まちづくりや地域のための取り組みが活発に行われるなか、その活動を支える資金を地域で生み出そうという動きが注目されています。こういった考え方を〝お金の地産地消〟といいますが、インターネットが活用されることで、地域を超えての広がりも期待できます。そんな活動に取り組む人たちの思いとは。
「子育て世代が活用できるよう、山科中央公園を生まれ変わらせたい」「地域活性のために、阪急『西京極』駅前でイベントを開きたい」―。
これは、「公益財団法人京都地域創造基金」のホームページに掲載されているプロジェクトの一例。こういった活動をする団体への寄付の募集が行われています。活動の目的やお金の使い道のほか、目標金額と残り何日という募集期間も一目瞭然。誰でも、自分が関心のあるプロジェクトを寄付という形で支援できるのです。
「年間30ほどのプロジェクトへの寄付の募集を行っています」とは、同基金の専務理事で事務局長の可児(かに)卓馬さん。
「内容は、身近な地域の問題に目を向けたものがほとんど。十数万円、数百万円を目標金額とするものが多いですね。募集の期間は、数カ月であったり、何年も続けたりとさまざまです」
目標金額に達しない場合でも、期間が終了した時点で集まったお金は実施団体に渡されます。
「この基金は、地域の方の課題解決をサポートする〝募金箱〟のような存在。寄付の呼びかけをすることで、『今、地域ではこんなことが問題になっているんだ』と気付いていただけることもあります。
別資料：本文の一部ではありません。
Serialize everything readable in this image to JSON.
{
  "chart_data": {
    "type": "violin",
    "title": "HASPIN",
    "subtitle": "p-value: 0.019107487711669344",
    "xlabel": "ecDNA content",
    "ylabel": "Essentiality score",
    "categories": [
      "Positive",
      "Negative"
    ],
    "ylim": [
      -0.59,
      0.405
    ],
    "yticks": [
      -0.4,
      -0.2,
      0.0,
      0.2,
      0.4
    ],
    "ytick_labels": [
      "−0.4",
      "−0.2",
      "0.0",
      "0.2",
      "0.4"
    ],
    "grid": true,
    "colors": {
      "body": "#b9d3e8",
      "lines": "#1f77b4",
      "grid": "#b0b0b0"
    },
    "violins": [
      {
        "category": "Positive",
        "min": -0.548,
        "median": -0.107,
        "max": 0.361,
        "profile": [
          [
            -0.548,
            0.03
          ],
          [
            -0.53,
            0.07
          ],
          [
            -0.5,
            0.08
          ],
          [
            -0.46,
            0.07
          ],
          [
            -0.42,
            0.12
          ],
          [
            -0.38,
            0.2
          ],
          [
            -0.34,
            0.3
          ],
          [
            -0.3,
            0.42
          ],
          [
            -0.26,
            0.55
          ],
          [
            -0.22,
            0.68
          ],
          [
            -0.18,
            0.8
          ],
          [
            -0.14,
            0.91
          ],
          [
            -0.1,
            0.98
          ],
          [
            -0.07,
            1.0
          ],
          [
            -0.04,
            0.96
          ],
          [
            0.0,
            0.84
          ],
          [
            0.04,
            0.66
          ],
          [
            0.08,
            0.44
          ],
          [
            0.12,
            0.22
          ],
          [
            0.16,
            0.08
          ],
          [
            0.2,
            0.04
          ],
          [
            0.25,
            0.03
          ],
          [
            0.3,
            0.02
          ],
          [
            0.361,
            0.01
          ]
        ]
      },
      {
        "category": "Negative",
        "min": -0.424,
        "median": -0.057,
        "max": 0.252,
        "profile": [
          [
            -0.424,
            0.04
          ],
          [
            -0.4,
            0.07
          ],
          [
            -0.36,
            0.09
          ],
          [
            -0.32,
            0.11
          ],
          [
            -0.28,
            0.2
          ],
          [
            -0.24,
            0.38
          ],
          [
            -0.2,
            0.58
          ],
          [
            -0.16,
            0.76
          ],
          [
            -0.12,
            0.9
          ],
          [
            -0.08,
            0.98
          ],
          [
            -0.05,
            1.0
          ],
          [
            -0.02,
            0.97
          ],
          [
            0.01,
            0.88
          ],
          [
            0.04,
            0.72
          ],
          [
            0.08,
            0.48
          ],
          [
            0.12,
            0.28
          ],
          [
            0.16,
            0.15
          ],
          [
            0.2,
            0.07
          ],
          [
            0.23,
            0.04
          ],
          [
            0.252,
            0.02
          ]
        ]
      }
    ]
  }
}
お金を集めて解決ではなく、お金を集めるプロセスからも地域について考えるきっかけになれば」
朝8時。中京区にある高倉小学校の付近では、通学途中のたくさんの子どもたちの姿が目に入ります。よく見ると、黄色のベストを着用している子どもの姿がちらほらと。
これは、交通安全対策の一環で同校の2年生に配布されている「ピカベスト」。車の運転手からも見やすい、目立つ色合いが特徴です。
校長の岸田蘭子さんによると、「交通量の多い場所に学校があるため、子どもたちの安全のためにPTAが中心となり、地域ぐるみで検証し、昨年、本格的に導入したんです」。
その後、高倉小学校PTAと、同校で交通安全に関するワークショップを開催する「NPO法人京都子どもセンター」が主体となり「子どもと作る小学校安全学びプロジェクト」を発足。今後の購入のために同プロジェクトから京都地域創造基金に申請、今年3月まで目標額を掲げて寄付を募っています。寄付は、ベストのほかにワークショップに必要な材料費などにも充てられるそう。
同基金の村井琢哉さんは、「子どもたちがベストを着て、交通安全の意識をもって歩くことで、大人たちにもその意識が伝わってほしい」と話しています。